We’re all familiar with the image of an enormous rocket taking off from Earth, thrusters spewing out flame and smoke, powering the craft through the atmosphere and out into space.

But once the rocket has reached its destination, whether that’s in Earth’s orbit or circling another planet, other thrusters come into play, and they’re just as important as those that blast off from Earth.

Rockets, satellites, and any other object humans send into space must regularly complete orbital manoeuvres; this might be to avoid colliding with another satellite or object, to get into a better orbit, or to even allow passengers to transfer between spacecrafts, such as at the International Space Station.


One common form of thruster used in space are cold/warm gas thrusters. These thrusters accelerate a propellant gas, sometimes heated to increase efficiency, through a rocket nozzle to create thrust force capable of controlling a spacecraft’s movement.

They are the simplest form of thruster, much easier to design, manufacture and operate than thrusters that rely on combustion or a chemical reaction to work.

However, this simplicity means the choice of which propellant to use is paramount.

UNSW Canberra researcher, Dr Trevor Lafleur, together with collaborator Javier Martinez Martinez based in Germany, recently completed one of the most comprehensive evaluations to date looking at   almost 5000 possible propellants to determine which are the most effective for use in space missions.

Dr Lafleur said the evaluation could have important consequences for the space industry.

“A wide range of propellants have been used in previous space missions,” Dr Lafleur said.

“Nitrogen has been used frequently, as well as more unusual and rare substances like xenon, krypton, argon, and even iodine.

“However, recently the space industry has become increasingly interested in alternative propellants.

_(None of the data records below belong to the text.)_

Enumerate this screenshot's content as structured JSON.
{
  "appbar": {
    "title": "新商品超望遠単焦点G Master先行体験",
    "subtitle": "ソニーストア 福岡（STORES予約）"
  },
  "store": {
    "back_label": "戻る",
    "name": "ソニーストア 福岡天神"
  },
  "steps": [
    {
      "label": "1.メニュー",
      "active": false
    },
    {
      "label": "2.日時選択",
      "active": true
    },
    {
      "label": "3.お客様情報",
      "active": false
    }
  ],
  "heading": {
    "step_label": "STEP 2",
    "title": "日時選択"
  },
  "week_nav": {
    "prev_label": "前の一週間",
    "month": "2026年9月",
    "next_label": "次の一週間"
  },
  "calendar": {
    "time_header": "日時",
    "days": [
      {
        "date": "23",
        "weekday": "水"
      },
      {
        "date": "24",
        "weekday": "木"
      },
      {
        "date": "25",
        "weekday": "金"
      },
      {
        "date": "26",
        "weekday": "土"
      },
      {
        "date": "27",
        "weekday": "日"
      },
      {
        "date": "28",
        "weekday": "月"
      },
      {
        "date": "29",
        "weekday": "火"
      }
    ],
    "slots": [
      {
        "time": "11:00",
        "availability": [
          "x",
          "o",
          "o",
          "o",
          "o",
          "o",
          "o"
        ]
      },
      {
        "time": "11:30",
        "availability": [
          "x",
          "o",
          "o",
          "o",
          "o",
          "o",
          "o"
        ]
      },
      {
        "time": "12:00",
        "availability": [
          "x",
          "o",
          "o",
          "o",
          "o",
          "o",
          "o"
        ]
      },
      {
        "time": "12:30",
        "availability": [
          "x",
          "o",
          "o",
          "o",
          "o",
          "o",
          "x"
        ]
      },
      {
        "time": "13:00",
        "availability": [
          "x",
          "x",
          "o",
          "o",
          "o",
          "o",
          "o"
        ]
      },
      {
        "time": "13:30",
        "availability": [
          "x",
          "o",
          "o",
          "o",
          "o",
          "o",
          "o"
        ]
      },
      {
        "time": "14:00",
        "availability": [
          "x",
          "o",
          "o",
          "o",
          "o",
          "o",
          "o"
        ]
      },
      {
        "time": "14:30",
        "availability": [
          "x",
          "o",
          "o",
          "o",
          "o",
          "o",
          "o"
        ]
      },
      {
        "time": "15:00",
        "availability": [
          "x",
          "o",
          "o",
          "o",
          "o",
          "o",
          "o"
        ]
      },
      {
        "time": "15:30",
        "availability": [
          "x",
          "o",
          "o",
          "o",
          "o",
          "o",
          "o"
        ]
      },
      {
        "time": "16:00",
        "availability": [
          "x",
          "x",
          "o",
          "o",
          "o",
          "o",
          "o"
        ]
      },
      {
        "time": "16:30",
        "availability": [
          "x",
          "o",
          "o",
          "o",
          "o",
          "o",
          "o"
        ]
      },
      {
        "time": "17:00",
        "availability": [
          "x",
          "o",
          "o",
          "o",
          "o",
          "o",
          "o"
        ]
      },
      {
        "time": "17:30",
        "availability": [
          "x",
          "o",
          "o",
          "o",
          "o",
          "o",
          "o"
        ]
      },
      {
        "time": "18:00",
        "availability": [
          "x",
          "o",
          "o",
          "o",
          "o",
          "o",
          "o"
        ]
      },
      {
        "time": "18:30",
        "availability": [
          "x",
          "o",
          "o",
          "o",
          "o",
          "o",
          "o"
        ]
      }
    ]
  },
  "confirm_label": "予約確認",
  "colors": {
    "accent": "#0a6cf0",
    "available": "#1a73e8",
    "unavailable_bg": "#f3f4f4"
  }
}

"Selecting a propellant is not an easy task as it can affect the design, operation, and performance of the propulsion system, and consequently also affect the mission.

“There is a broad range of considerations when choosing a propellant, such as cost, toxicity, safety and whether the substance is easily available.

“For example, some gases need to be stored at very high pressure which can be an explosion risk or require specialized equipment and trained personnel. But other propellants, like many that we studied, can be safely stored unpressurised as a liquid or solid.”

The space industry commonly uses a metric called ‘specific impulse’ which provides a measure of the fuel efficiency of a propulsion system; but it has its flaws.

While it gives an indication of fuel efficiency, it ignores some other critical factors, such as the actual amount of propellant needed to effectively complete manoeuvres and therefore the size and mass of the fuel tank required.

“So, you might pick a propellant with a good fuel efficiency, but the size and mass of the storage tank may be so large that it completely cancels out any fuel efficiency benefit you thought you had,” Dr Lafleur said.

To account for this limitation, Dr Lafleur and his colleagues introduced a novel and little-known metric which they called ‘effective specific impulse’. This provides a more comprehensive assessment of the propellant and entire propulsion system, as it accounts for not only the mass of the propellant, but also the mass of all the other hardware (such as the storage tank) needed to successfully use the substance.

Using the new effective specific impulse measurement Dr Lafleur and Mr Martinez Martinez determined that water was one of the most attractive and useful propellants. Several other common substances, such as ammonia and propane, were found to be among the top 10 most effective.

“In this project we ranked almost 5000 different propellants in the hope it can offer government space agencies like NASA, private space operators, and other researchers a clear picture of the most useful propellant for their particular mission,” Dr Lafleur said.

“The industry can now consult our rankings and easily use this as a basis to determine which substance will suit their needs best and hopefully take some of the guesswork out of picking the most suitable propellant.”